И они стали радостно здороваться, потому что Зых был действительно их соседом, к тому же хорошим человеком и общим любимцем, чем обязан был необычайной своей веселости.
— Ну, как поживаете? — спросил он, тряся руку Мацьки. — Гоп еще или уже не гоп?
— Эх, уж не гоп, — отвечал Мацько. — Но вам я рад. Боже ты мой милостивый, да мне кажется, что я уже в Богданце.
— А что с вами? Я слышал, немцы вас подстрелили?
— Подстрелили собачьи дети. Наконечник у меня между ребрами остался.
— Господи! И что же? А медвежье сало пить пробовали?
— Вот видите! — сказал Збышко. — Все медвежье сало советуют. Только бы добраться до Богданца. Сейчас же пойду ночью с топором на пасеку.
— Может быть, у Ягенки найдется, а нет, так пошлю к кому-нибудь.
— Какая Ягенка? Ведь вашу жену звали Малгохной? — спросил Мацько.

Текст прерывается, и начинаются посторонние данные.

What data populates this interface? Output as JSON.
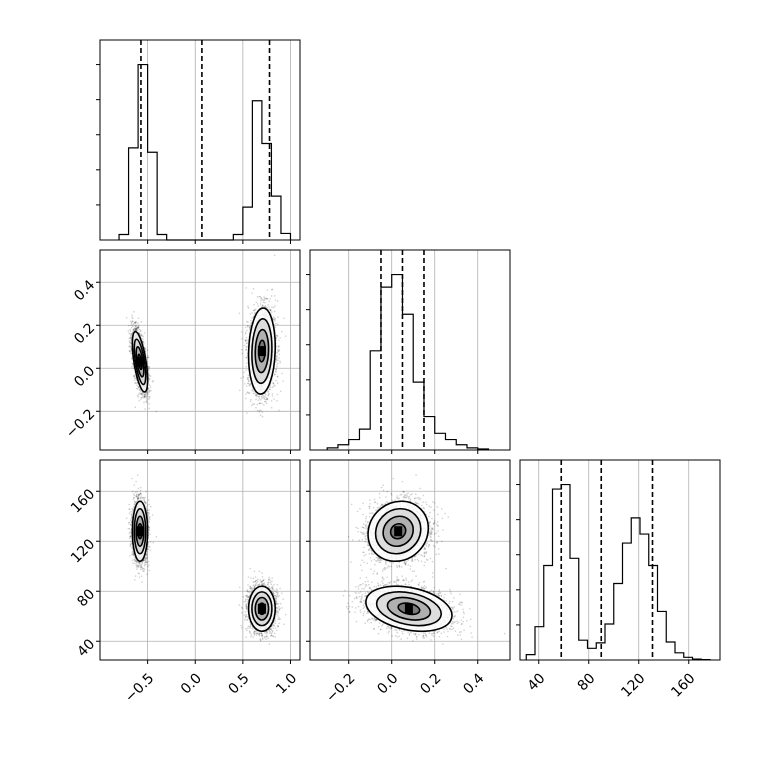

— Э, какая там Малгохна! В Михайлов день будет три года, как Малгохна лежит на кладбище. Норовистая была баба, упокой, Господи, ее душу! Да и Ягенка в нее, только еще молода… А Малгохне я говорил: "Не лезь на сосну, коли тебе пятьдесят лет". Так нет же, влезла. А ветка обломилась — и бац. Так я вам скажу — даже яму выбила. А через три дня — и дух из нее вон.
— Царство ей небесное, — сказал Мацько. — Помню, помню… Как, бывало, упрется руками в бока да начнет чудить, так работники от нее в сено прятались. Да уж зато хозяйка была… С сосны, значит, свалилась?… Ишь ты…
— Свалилась, как шишка зимой… Ох, вот горе было! Знаете, после похорон я с горя так напился, что три дня меня не могли разбудить. Думали — тоже окочурился. А сколько я потом наплакался — так и ведром не вынесешь. А насчет хозяйства молодец и Ягенка. Теперь ею весь дом держится.
— Я ее еле помню. Когда я ее знал, она не больше топорища была. Под лошадью пройти могла, головой живота не задевши. Да давно уж это было, выросла небось.